THE VERDICT: While not having Pat Sajak on board is a bit of a shame, Wheel of Fortune 2003 does solid work with Vanna White and Charlie O’Donnel as well as having a properly flashy presentation to match a game show about winning big prizes. The solution selection can be creative and only strays into dated references on occasion, the guessing game still enjoyable and usually quick enough to keep your interest. The pushover AI opponents are a detriment to playing on your own though although they make up for a surprisingly tough solo play option, so while still best enjoyed with other human players, Wheel of Fortune 2003 nearly has what most people would want to find in an adaptation of the beloved American game show staple.

 

And so, I give Wheel of Fortune 2003 for PC…

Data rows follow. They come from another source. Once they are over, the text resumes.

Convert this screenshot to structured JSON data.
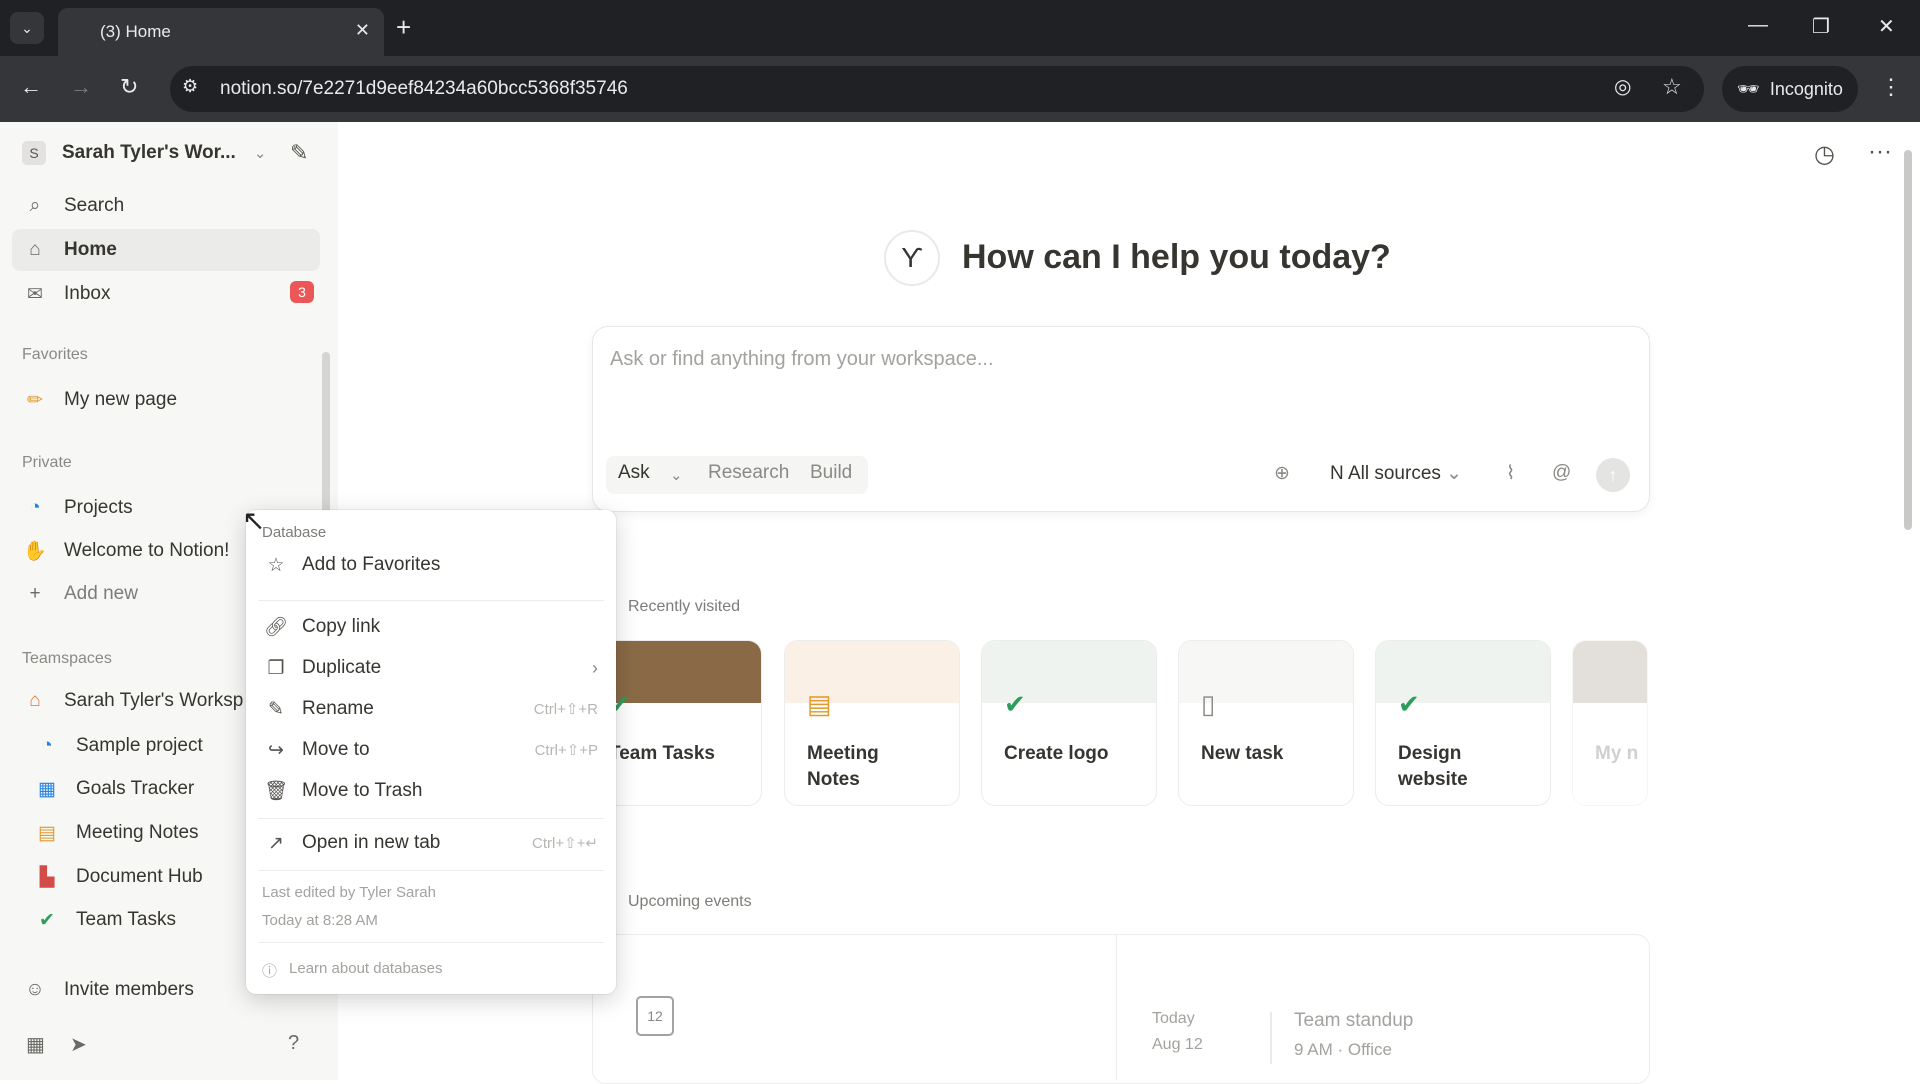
{
  "browser": {
    "tab_title": "(3) Home",
    "url": "notion.so/7e2271d9eef84234a60bcc5368f35746",
    "incognito_label": "Incognito"
  },
  "sidebar": {
    "workspace_name": "Sarah Tyler's Wor...",
    "workspace_initial": "S",
    "search": "Search",
    "home": "Home",
    "inbox": "Inbox",
    "inbox_count": "3",
    "favorites_label": "Favorites",
    "favorites": [
      "My new page"
    ],
    "private_label": "Private",
    "private": [
      "Projects",
      "Welcome to Notion!"
    ],
    "add_new": "Add new",
    "teamspaces_label": "Teamspaces",
    "teamspace_name": "Sarah Tyler's Worksp",
    "teamspace_items": [
      "Sample project",
      "Goals Tracker",
      "Meeting Notes",
      "Document Hub",
      "Team Tasks"
    ],
    "invite": "Invite members"
  },
  "main": {
    "title": "How can I help you today?",
    "ask_placeholder": "Ask or find anything from your workspace...",
    "modes": [
      "Ask",
      "Research",
      "Build"
    ],
    "sources": "All sources",
    "recently_visited_label": "Recently visited",
    "recent": [
      "Team Tasks",
      "Meeting Notes",
      "Create logo",
      "New task",
      "Design website",
      "My n"
    ],
    "upcoming_label": "Upcoming events",
    "event_day": "Today",
    "event_date": "Aug 12",
    "event_title": "Team standup",
    "event_detail": "9 AM · Office",
    "calendar_num": "12"
  },
  "context_menu": {
    "header": "Database",
    "items": [
      {
        "label": "Add to Favorites",
        "shortcut": ""
      },
      {
        "label": "Copy link",
        "shortcut": ""
      },
      {
        "label": "Duplicate",
        "shortcut": ""
      },
      {
        "label": "Rename",
        "shortcut": "Ctrl+⇧+R"
      },
      {
        "label": "Move to",
        "shortcut": "Ctrl+⇧+P"
      },
      {
        "label": "Move to Trash",
        "shortcut": ""
      },
      {
        "label": "Open in new tab",
        "shortcut": "Ctrl+⇧+↵"
      }
    ],
    "last_edited": "Last edited by Tyler Sarah",
    "edited_time": "Today at 8:28 AM",
    "learn": "Learn about databases"
  },
  "colors": {
    "accent_red": "#eb5757",
    "check_green": "#2e9d5b"
  }
}
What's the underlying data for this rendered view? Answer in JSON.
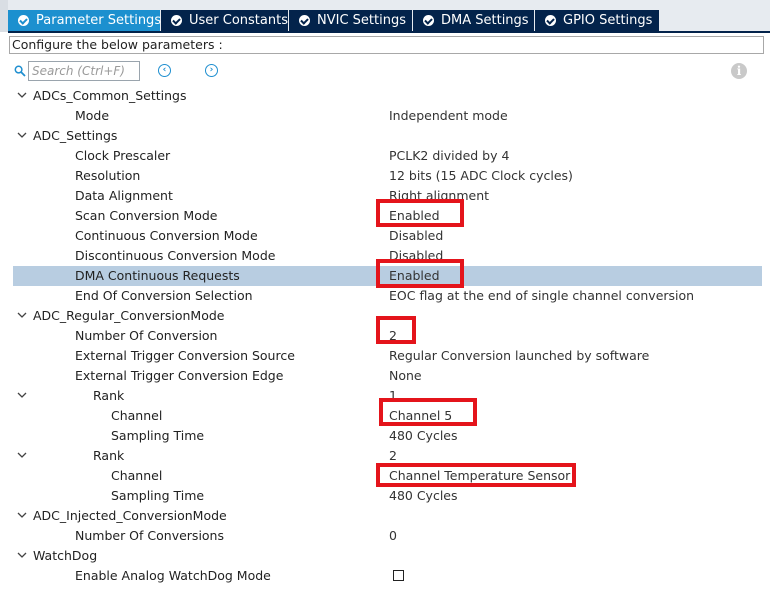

An OKAY rating. Really, the computer controlled opponents being absolutely averse to putting up a proper fight is what keeps this from being a perfectly acceptable way to play Wheel of Fortune on your own. Pat Sajak’s absence would be a bit of a shame but this could have been a good game if it at least gave you the option on whether or not you want the two computer contestants just to be less costly ways to guess letters or true rivals aiming for the win, but making the solo play mode more forgiving could have let it stand as a mode focused on solution guessing instead. The core of the game show’s familiar format is reproduced excellently here even if there was room for extra touches, but having the actual Vanna White essentially be the host and speaking and showing up on screen frequently is a nice touch that is probably better than seeing human avatars for every player. If you do get yourself a set of three people to play together you won’t really hit on any issues, even the gradually dated pop culture answers more a way to provide a different edge to players with different levels of broad knowledge. A glitzy presentation, an answer base so large it won’t likely repeat itself soon, and pretty much everything you would have expected to see from the show carried over into the game puts it so close to being exactly what you’d want from the home game, but the computer players were simply too mindless to provide the competition for those who might actually want it to be more than a mere guessing game.

 

Wheel of Fortune 2003 is inevitably just one of many video game adaptations of the long running game show, but it still seems to have a charm that manages to last. Vanna White has appeared in varying capacities in the video games but here she is integrated as her actual self speaking to you directly in footage, and by not having in-game characters it actually removes some of the plastic feeling a few future adaptations lean into. The bad decision on having the AI be basically there to give you more letters and never win will always taint it a little, but unlike a game show adaptation for something like the NES or Game Boy, this version of the game holds up rather well. The live action footage isn’t exactly crisp and you can certainly make the visuals look even nicer nowadays, but Wheel of Fortune 2003 can still run on a modern PC and provide the same fun it did back when it came out thanks to a good breadth of solutions and flexible set of options for how you can play.